L’État doit-il faire des investissements risqués ?

Au gré des privatisations d’entreprises publiques, l’appareil étatique s’est peu à peu substitué aux investisseurs privés. Ce choix fait débat.

L’État doit-il faire des investissements risqués ?

Oui, mais

Scott Viallet-Thévenin

Est professeur assistant à l’Université Mohammed VI-Polytechnique au Maroc et chercheur associé à Sciences Po. Ses recherches portent notamment sur le gouvernement des entreprises publiques.

Oui

Christian Gollier

Est directeur général de la Toulouse School of Economics et président de l’Association européenne des économistes de l’environnement. Il est l’auteur de Le Climat après la fin du mois (puf), et de plus de 100 articles et livres scientifiques

L'avis de Scott Viallet-Thévenin : Oui, mais

Avant de répondre à cette question, il faut interroger la finalité de ces investissements. Après la Seconde Guerre mondiale, l’État défendait un placement public axé sur l’intérêt général, la rentabilité étant secondaire. Pour la puissance publique, l’essentiel était de répondre à une nécessité stratégique ou à un besoin des Français. Les années 1970- 80 ont vu l’État revêtir progressivement les habits de l’acteur économique privé, préoccupé par le retour sur investissement. Son aversion au risque a évolué. Un grand nombre de privatisations ont été menées. La création de l’Agence des participations de l’État, en 2004, est le point d’orgue de cette mutation. Puis, la fondation de la Banque publique d’investissement (ayant aussi vocation à soutenir l’économie) et les nouvelles missions de la Caisse des dépôts et des consignations, ont confirmé cette donne.
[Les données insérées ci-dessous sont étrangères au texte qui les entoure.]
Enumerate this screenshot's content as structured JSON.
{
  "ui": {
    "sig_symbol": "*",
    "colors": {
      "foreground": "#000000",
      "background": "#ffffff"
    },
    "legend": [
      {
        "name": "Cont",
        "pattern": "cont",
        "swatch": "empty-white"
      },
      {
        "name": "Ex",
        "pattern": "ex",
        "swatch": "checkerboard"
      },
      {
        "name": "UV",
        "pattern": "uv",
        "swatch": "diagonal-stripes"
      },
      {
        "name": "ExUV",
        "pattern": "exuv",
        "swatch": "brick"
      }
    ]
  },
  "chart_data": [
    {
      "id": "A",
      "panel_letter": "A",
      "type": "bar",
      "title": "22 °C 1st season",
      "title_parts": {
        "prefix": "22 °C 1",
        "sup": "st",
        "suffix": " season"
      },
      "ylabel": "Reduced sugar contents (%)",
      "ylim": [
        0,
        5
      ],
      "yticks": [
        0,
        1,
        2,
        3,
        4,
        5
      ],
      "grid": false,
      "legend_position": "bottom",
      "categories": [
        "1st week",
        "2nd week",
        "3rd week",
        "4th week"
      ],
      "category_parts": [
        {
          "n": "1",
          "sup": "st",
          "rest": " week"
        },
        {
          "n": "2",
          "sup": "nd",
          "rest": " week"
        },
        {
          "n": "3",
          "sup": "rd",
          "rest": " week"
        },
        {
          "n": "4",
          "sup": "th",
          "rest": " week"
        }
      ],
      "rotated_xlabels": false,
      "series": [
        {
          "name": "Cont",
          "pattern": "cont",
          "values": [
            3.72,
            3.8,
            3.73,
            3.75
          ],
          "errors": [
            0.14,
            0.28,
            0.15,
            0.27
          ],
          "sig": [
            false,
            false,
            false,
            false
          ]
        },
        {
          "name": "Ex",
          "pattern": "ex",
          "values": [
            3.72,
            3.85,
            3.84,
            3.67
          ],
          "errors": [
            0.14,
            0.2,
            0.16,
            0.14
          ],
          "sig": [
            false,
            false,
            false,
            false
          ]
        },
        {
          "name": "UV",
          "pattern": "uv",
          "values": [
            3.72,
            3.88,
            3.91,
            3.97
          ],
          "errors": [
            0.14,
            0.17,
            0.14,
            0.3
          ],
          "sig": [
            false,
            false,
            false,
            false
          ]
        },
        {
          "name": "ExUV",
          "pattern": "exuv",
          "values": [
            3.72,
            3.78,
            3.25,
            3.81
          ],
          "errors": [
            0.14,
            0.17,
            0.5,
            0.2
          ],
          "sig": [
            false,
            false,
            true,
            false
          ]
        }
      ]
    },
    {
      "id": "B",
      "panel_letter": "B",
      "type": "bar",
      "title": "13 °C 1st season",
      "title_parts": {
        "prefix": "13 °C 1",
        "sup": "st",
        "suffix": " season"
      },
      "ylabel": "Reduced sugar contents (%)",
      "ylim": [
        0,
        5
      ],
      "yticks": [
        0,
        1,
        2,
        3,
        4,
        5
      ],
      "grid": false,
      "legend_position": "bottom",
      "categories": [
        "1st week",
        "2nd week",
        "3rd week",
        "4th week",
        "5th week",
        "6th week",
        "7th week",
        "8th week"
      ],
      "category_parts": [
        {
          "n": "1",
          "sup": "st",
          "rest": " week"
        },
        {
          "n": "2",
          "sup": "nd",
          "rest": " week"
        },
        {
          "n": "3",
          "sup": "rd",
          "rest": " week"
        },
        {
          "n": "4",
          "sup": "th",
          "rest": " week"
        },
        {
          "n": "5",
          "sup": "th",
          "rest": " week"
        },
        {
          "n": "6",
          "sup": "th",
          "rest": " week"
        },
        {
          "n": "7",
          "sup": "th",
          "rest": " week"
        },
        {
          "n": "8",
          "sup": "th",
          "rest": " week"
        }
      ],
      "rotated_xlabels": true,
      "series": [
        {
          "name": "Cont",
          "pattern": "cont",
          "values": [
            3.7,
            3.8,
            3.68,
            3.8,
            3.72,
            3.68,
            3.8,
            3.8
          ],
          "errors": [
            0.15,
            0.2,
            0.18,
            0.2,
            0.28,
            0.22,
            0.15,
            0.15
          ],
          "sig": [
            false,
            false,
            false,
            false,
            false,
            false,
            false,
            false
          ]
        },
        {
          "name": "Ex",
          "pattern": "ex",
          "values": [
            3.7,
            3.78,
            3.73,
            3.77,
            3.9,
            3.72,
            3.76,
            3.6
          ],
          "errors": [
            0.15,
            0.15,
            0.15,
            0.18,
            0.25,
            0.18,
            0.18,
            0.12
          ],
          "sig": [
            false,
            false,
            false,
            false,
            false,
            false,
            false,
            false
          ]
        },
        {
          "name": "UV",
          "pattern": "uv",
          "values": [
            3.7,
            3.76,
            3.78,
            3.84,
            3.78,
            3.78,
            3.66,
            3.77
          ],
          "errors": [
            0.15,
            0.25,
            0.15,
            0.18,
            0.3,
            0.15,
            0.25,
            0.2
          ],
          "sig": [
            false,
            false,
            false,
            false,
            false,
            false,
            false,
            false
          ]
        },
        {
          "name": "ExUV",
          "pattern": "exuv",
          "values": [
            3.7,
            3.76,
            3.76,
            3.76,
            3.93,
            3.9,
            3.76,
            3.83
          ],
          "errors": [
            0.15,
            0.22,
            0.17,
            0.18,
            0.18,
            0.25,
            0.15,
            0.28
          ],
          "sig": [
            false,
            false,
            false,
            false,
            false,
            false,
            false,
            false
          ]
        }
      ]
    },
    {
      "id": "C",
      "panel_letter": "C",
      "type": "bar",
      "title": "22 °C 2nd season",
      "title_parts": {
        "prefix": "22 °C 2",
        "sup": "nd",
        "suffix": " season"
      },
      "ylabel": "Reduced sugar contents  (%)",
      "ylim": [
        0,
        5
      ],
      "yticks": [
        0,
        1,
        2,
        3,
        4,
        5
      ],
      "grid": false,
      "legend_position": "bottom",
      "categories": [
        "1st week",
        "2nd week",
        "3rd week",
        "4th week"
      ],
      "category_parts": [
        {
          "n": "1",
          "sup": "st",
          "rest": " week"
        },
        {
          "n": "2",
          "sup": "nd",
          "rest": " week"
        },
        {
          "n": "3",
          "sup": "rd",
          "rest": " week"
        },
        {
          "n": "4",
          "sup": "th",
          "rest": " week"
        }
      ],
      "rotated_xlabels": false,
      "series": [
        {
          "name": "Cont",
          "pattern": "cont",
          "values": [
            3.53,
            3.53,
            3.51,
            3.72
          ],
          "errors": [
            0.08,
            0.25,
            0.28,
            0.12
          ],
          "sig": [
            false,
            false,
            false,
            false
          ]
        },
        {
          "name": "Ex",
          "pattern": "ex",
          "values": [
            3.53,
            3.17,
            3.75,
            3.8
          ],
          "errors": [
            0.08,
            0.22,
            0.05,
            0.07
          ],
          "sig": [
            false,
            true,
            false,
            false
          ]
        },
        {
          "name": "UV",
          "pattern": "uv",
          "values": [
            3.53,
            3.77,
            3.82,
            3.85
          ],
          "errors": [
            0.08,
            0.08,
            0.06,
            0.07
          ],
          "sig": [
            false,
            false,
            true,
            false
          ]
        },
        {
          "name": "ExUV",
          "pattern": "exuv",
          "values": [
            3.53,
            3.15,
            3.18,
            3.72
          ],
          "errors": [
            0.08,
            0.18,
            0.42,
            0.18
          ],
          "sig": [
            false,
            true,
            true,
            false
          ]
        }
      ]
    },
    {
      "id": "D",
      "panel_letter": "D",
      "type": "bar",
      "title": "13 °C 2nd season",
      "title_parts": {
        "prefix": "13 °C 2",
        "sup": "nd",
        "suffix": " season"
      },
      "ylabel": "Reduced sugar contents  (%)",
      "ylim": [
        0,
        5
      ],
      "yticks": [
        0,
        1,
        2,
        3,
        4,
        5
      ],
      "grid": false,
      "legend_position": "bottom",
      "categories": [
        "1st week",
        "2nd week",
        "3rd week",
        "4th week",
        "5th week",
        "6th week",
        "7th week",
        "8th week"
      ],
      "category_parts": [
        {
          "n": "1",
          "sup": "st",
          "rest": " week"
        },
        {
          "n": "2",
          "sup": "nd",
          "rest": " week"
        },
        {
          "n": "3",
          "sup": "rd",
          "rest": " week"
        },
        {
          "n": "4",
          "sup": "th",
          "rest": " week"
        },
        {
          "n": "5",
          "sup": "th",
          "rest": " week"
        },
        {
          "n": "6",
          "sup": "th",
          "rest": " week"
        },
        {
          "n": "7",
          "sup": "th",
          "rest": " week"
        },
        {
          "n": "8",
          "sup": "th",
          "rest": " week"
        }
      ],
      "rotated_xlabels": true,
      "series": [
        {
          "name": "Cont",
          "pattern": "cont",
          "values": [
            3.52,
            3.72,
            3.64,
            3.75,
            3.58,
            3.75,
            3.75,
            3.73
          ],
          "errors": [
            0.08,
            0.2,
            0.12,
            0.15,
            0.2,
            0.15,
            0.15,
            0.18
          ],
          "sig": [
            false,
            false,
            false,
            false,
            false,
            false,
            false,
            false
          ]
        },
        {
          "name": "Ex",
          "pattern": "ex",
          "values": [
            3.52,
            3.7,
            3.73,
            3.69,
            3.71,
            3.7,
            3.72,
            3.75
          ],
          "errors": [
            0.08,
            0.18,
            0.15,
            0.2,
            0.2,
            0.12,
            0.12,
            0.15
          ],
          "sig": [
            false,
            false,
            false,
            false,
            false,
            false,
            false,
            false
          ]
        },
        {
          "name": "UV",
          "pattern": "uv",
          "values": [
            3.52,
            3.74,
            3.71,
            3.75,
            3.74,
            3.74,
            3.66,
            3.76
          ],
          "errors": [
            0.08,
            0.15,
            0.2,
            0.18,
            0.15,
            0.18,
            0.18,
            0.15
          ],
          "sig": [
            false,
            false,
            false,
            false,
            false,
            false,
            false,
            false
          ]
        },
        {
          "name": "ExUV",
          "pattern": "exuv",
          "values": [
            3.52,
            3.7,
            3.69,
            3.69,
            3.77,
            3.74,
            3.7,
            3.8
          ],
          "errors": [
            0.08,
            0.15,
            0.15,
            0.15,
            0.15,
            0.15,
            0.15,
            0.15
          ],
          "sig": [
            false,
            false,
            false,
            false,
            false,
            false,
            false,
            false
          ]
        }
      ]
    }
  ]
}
De stratège, l’État est devenu actionnaire en quête de dividendes. Pourtant, sa mutation avait pour objet de reprendre le contrôle d’entreprises publiques progressivement sorties du giron étatique via des opérations d’acquisition ou des prises de participation par (et dans) des groupes privés étrangers. Pour revenir dans le jeu, l’État devait donc se conformer aux règles de la finance et du marché.